International Women's Day, by contrast, was significantly upgraded in May 1965 when the Presidium of the Supreme Soviet declared it a nonworking holiday. Until that time it had been a regular workday with celebrations in the evening, though in some years women were given two hours off on that day.Footnote 32 Around the same time (the 1970s), February 23 became increasingly known as a “men's holiday” designed to “balance” the “women's holiday.” It did not, however, become a non-working holiday until 2002.Footnote 33 In 2006 it was renamed “Day of the Defender of the Fatherland” (den΄ zashchitnika otechestva).

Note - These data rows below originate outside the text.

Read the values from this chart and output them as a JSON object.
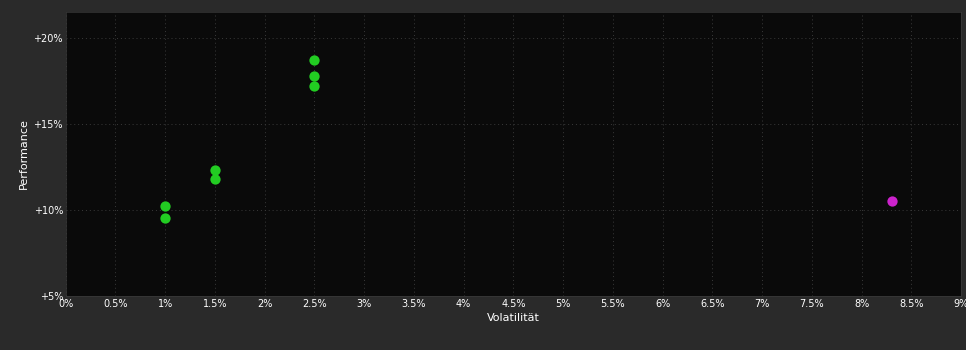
{
  "background_color": "#2a2a2a",
  "plot_bg_color": "#0a0a0a",
  "grid_color": "#3a3a3a",
  "text_color": "#ffffff",
  "green_points": [
    [
      1.0,
      10.2
    ],
    [
      1.0,
      9.5
    ],
    [
      1.5,
      12.3
    ],
    [
      1.5,
      11.8
    ],
    [
      2.5,
      18.7
    ],
    [
      2.5,
      17.8
    ],
    [
      2.5,
      17.2
    ]
  ],
  "magenta_points": [
    [
      8.3,
      10.5
    ]
  ],
  "green_color": "#22cc22",
  "magenta_color": "#cc22cc",
  "xlabel": "Volatilität",
  "ylabel": "Performance",
  "x_ticks": [
    0.0,
    0.5,
    1.0,
    1.5,
    2.0,
    2.5,
    3.0,
    3.5,
    4.0,
    4.5,
    5.0,
    5.5,
    6.0,
    6.5,
    7.0,
    7.5,
    8.0,
    8.5,
    9.0
  ],
  "y_ticks": [
    5,
    10,
    15,
    20
  ],
  "xlim": [
    0.0,
    9.0
  ],
  "ylim": [
    5.0,
    21.5
  ],
  "marker_size": 55,
  "tick_fontsize": 7,
  "label_fontsize": 8
}
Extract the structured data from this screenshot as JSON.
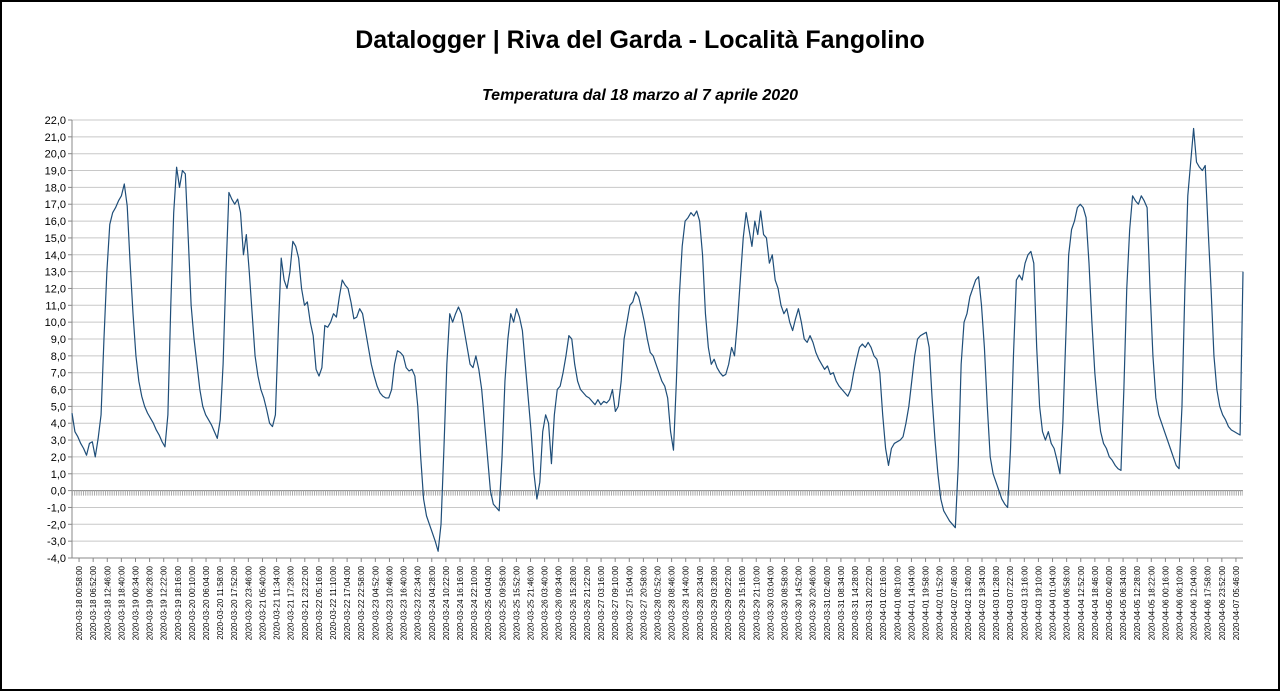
{
  "chart_data": {
    "type": "line",
    "title": "Datalogger | Riva del Garda - Località Fangolino",
    "subtitle": "Temperatura dal 18 marzo al 7 aprile 2020",
    "xlabel": "",
    "ylabel": "",
    "ylim": [
      -4,
      22
    ],
    "ystep": 1,
    "grid": true,
    "legend": "none",
    "line_color": "#1f4e79",
    "x_tick_labels": [
      "2020-03-18 00:58:00",
      "2020-03-18 06:52:00",
      "2020-03-18 12:46:00",
      "2020-03-18 18:40:00",
      "2020-03-19 00:34:00",
      "2020-03-19 06:28:00",
      "2020-03-19 12:22:00",
      "2020-03-19 18:16:00",
      "2020-03-20 00:10:00",
      "2020-03-20 06:04:00",
      "2020-03-20 11:58:00",
      "2020-03-20 17:52:00",
      "2020-03-20 23:46:00",
      "2020-03-21 05:40:00",
      "2020-03-21 11:34:00",
      "2020-03-21 17:28:00",
      "2020-03-21 23:22:00",
      "2020-03-22 05:16:00",
      "2020-03-22 11:10:00",
      "2020-03-22 17:04:00",
      "2020-03-22 22:58:00",
      "2020-03-23 04:52:00",
      "2020-03-23 10:46:00",
      "2020-03-23 16:40:00",
      "2020-03-23 22:34:00",
      "2020-03-24 04:28:00",
      "2020-03-24 10:22:00",
      "2020-03-24 16:16:00",
      "2020-03-24 22:10:00",
      "2020-03-25 04:04:00",
      "2020-03-25 09:58:00",
      "2020-03-25 15:52:00",
      "2020-03-25 21:46:00",
      "2020-03-26 03:40:00",
      "2020-03-26 09:34:00",
      "2020-03-26 15:28:00",
      "2020-03-26 21:22:00",
      "2020-03-27 03:16:00",
      "2020-03-27 09:10:00",
      "2020-03-27 15:04:00",
      "2020-03-27 20:58:00",
      "2020-03-28 02:52:00",
      "2020-03-28 08:46:00",
      "2020-03-28 14:40:00",
      "2020-03-28 20:34:00",
      "2020-03-29 03:28:00",
      "2020-03-29 09:22:00",
      "2020-03-29 15:16:00",
      "2020-03-29 21:10:00",
      "2020-03-30 03:04:00",
      "2020-03-30 08:58:00",
      "2020-03-30 14:52:00",
      "2020-03-30 20:46:00",
      "2020-03-31 02:40:00",
      "2020-03-31 08:34:00",
      "2020-03-31 14:28:00",
      "2020-03-31 20:22:00",
      "2020-04-01 02:16:00",
      "2020-04-01 08:10:00",
      "2020-04-01 14:04:00",
      "2020-04-01 19:58:00",
      "2020-04-02 01:52:00",
      "2020-04-02 07:46:00",
      "2020-04-02 13:40:00",
      "2020-04-02 19:34:00",
      "2020-04-03 01:28:00",
      "2020-04-03 07:22:00",
      "2020-04-03 13:16:00",
      "2020-04-03 19:10:00",
      "2020-04-04 01:04:00",
      "2020-04-04 06:58:00",
      "2020-04-04 12:52:00",
      "2020-04-04 18:46:00",
      "2020-04-05 00:40:00",
      "2020-04-05 06:34:00",
      "2020-04-05 12:28:00",
      "2020-04-05 18:22:00",
      "2020-04-06 00:16:00",
      "2020-04-06 06:10:00",
      "2020-04-06 12:04:00",
      "2020-04-06 17:58:00",
      "2020-04-06 23:52:00",
      "2020-04-07 05:46:00"
    ],
    "series": [
      {
        "values": [
          4.6,
          3.5,
          3.2,
          2.8,
          2.5,
          2.1,
          2.8,
          2.9,
          2.0,
          3.1,
          4.5,
          9.0,
          13.0,
          15.8,
          16.5,
          16.8,
          17.2,
          17.5,
          18.2,
          16.9,
          13.5,
          10.5,
          8.0,
          6.5,
          5.6,
          5.0,
          4.6,
          4.3,
          4.0,
          3.6,
          3.3,
          2.9,
          2.6,
          4.5,
          11.0,
          16.5,
          19.2,
          18.0,
          19.0,
          18.8,
          15.0,
          11.0,
          9.0,
          7.5,
          6.0,
          5.0,
          4.5,
          4.2,
          3.9,
          3.5,
          3.1,
          4.2,
          7.5,
          13.0,
          17.7,
          17.3,
          17.0,
          17.3,
          16.5,
          14.0,
          15.2,
          13.0,
          10.5,
          8.0,
          6.8,
          6.0,
          5.5,
          4.8,
          4.0,
          3.8,
          4.5,
          9.5,
          13.8,
          12.5,
          12.0,
          13.0,
          14.8,
          14.5,
          13.8,
          12.0,
          11.0,
          11.2,
          10.0,
          9.2,
          7.2,
          6.8,
          7.3,
          9.8,
          9.7,
          10.0,
          10.5,
          10.3,
          11.5,
          12.5,
          12.2,
          12.0,
          11.2,
          10.2,
          10.3,
          10.8,
          10.5,
          9.5,
          8.5,
          7.5,
          6.8,
          6.2,
          5.8,
          5.6,
          5.5,
          5.5,
          6.0,
          7.5,
          8.3,
          8.2,
          8.0,
          7.3,
          7.1,
          7.2,
          6.8,
          5.0,
          2.0,
          -0.5,
          -1.5,
          -2.0,
          -2.5,
          -3.0,
          -3.6,
          -2.0,
          2.5,
          7.5,
          10.5,
          10.0,
          10.5,
          10.9,
          10.5,
          9.5,
          8.5,
          7.5,
          7.3,
          8.0,
          7.2,
          6.0,
          4.0,
          2.0,
          0.0,
          -0.8,
          -1.0,
          -1.2,
          2.0,
          6.5,
          9.0,
          10.5,
          10.0,
          10.8,
          10.3,
          9.5,
          7.5,
          5.5,
          3.5,
          1.0,
          -0.5,
          0.5,
          3.5,
          4.5,
          4.0,
          1.6,
          4.5,
          6.0,
          6.2,
          7.0,
          8.0,
          9.2,
          9.0,
          7.5,
          6.5,
          6.0,
          5.8,
          5.6,
          5.5,
          5.3,
          5.1,
          5.4,
          5.1,
          5.3,
          5.2,
          5.4,
          6.0,
          4.7,
          5.0,
          6.5,
          9.0,
          10.0,
          11.0,
          11.2,
          11.8,
          11.5,
          10.8,
          10.0,
          9.0,
          8.2,
          8.0,
          7.5,
          7.0,
          6.5,
          6.2,
          5.5,
          3.5,
          2.4,
          6.5,
          11.5,
          14.5,
          16.0,
          16.2,
          16.5,
          16.3,
          16.6,
          16.0,
          14.0,
          10.5,
          8.5,
          7.5,
          7.8,
          7.3,
          7.0,
          6.8,
          6.9,
          7.5,
          8.5,
          8.0,
          10.0,
          12.5,
          15.0,
          16.5,
          15.5,
          14.5,
          16.0,
          15.2,
          16.6,
          15.2,
          15.0,
          13.5,
          14.0,
          12.5,
          12.0,
          11.0,
          10.5,
          10.8,
          10.0,
          9.5,
          10.2,
          10.8,
          10.0,
          9.0,
          8.8,
          9.2,
          8.8,
          8.2,
          7.8,
          7.5,
          7.2,
          7.4,
          6.9,
          7.0,
          6.5,
          6.2,
          6.0,
          5.8,
          5.6,
          6.0,
          7.0,
          7.8,
          8.5,
          8.7,
          8.5,
          8.8,
          8.5,
          8.0,
          7.8,
          7.0,
          4.5,
          2.5,
          1.5,
          2.5,
          2.8,
          2.9,
          3.0,
          3.2,
          4.0,
          5.0,
          6.5,
          8.0,
          9.0,
          9.2,
          9.3,
          9.4,
          8.5,
          5.5,
          3.0,
          1.0,
          -0.5,
          -1.2,
          -1.5,
          -1.8,
          -2.0,
          -2.2,
          1.5,
          7.5,
          10.0,
          10.5,
          11.5,
          12.0,
          12.5,
          12.7,
          11.0,
          8.5,
          5.0,
          2.0,
          1.0,
          0.5,
          0.0,
          -0.5,
          -0.8,
          -1.0,
          2.5,
          8.0,
          12.5,
          12.8,
          12.5,
          13.5,
          14.0,
          14.2,
          13.5,
          8.5,
          5.0,
          3.5,
          3.0,
          3.5,
          2.8,
          2.5,
          1.8,
          1.0,
          4.0,
          9.0,
          14.0,
          15.5,
          16.0,
          16.8,
          17.0,
          16.8,
          16.2,
          13.5,
          10.0,
          7.0,
          5.0,
          3.5,
          2.8,
          2.5,
          2.0,
          1.8,
          1.5,
          1.3,
          1.2,
          6.0,
          12.0,
          15.5,
          17.5,
          17.2,
          17.0,
          17.5,
          17.2,
          16.8,
          12.0,
          8.0,
          5.5,
          4.5,
          4.0,
          3.5,
          3.0,
          2.5,
          2.0,
          1.5,
          1.3,
          5.0,
          12.0,
          17.5,
          19.5,
          21.5,
          19.5,
          19.2,
          19.0,
          19.3,
          15.5,
          12.0,
          8.0,
          6.0,
          5.0,
          4.5,
          4.2,
          3.8,
          3.6,
          3.5,
          3.4,
          3.3,
          13.0
        ]
      }
    ]
  }
}
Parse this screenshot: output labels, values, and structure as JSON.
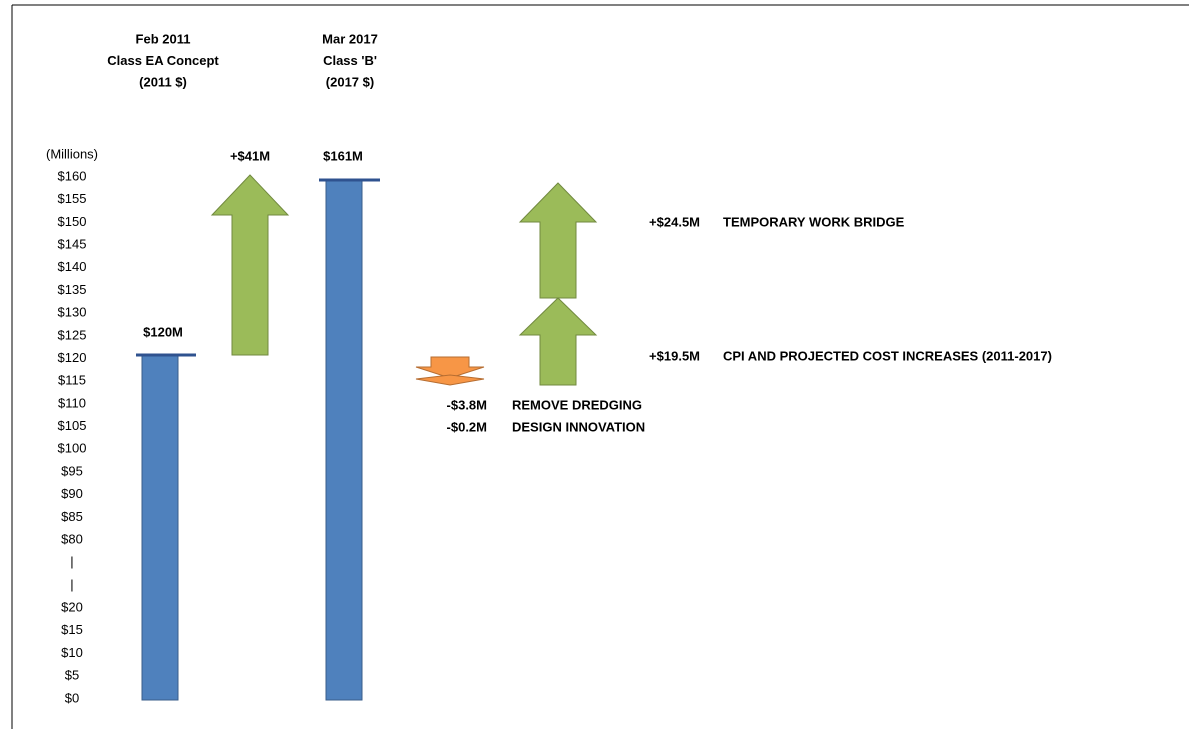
{
  "headers": [
    {
      "lines": [
        "Feb 2011",
        "Class EA Concept",
        "(2011 $)"
      ]
    },
    {
      "lines": [
        "Mar 2017",
        "Class 'B'",
        "(2017 $)"
      ]
    }
  ],
  "axis": {
    "unit": "(Millions)",
    "labels": [
      "$160",
      "$155",
      "$150",
      "$145",
      "$140",
      "$135",
      "$130",
      "$125",
      "$120",
      "$115",
      "$110",
      "$105",
      "$100",
      "$95",
      "$90",
      "$85",
      "$80",
      "|",
      "|",
      "$20",
      "$15",
      "$10",
      "$5",
      "$0"
    ]
  },
  "bars": [
    {
      "label": "$120M"
    },
    {
      "label": "$161M"
    }
  ],
  "changes": [
    {
      "amount": "+$41M"
    },
    {
      "amount": "+$24.5M",
      "description": "TEMPORARY WORK BRIDGE"
    },
    {
      "amount": "+$19.5M",
      "description": "CPI AND PROJECTED COST INCREASES (2011-2017)"
    },
    {
      "amount": "-$3.8M",
      "description": "REMOVE DREDGING"
    },
    {
      "amount": "-$0.2M",
      "description": "DESIGN INNOVATION"
    }
  ]
}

At the end of the day there is much we do not know about this pair of holidays. It seems impossible at this juncture to say for sure whether the choice of February 23 as the date for Red Army Day and the Soviet installation of March 8 as International Women's Day were explicitly intended to supplant the February Revolution. Still, it seems entirely possible that celebrating the two holidays may have helped the general population ignore the start of the February Revolution.Footnote 34 We also have no evidence yet as to how February 23 was celebrated in the years of WWII when women were significantly involved in the war effort and it may not yet have been the “men's day” that it definitely became from the 1970s until today.Footnote 35 Yet, for all the early Bolshevik rhetoric about mobilizing women into the same spaces and activities as men, in the formative years of the Civil War two significant holidays were developed that focused on separate spaces for the military and the home.
Today, Vladimir Putin has shown clear ambivalence about celebrating the February Revolution, a holiday that, after all, marks the time when the Russian people overthrew their national leader, the Tsar of All the Russias, Nicholas II. Commentators have reacted with some surprise that in this 100th year, there has not been more celebration of that holiday. Perhaps one should not be surprised, however, since the holiday was so quickly suppressed in the earliest years of the revolution itself.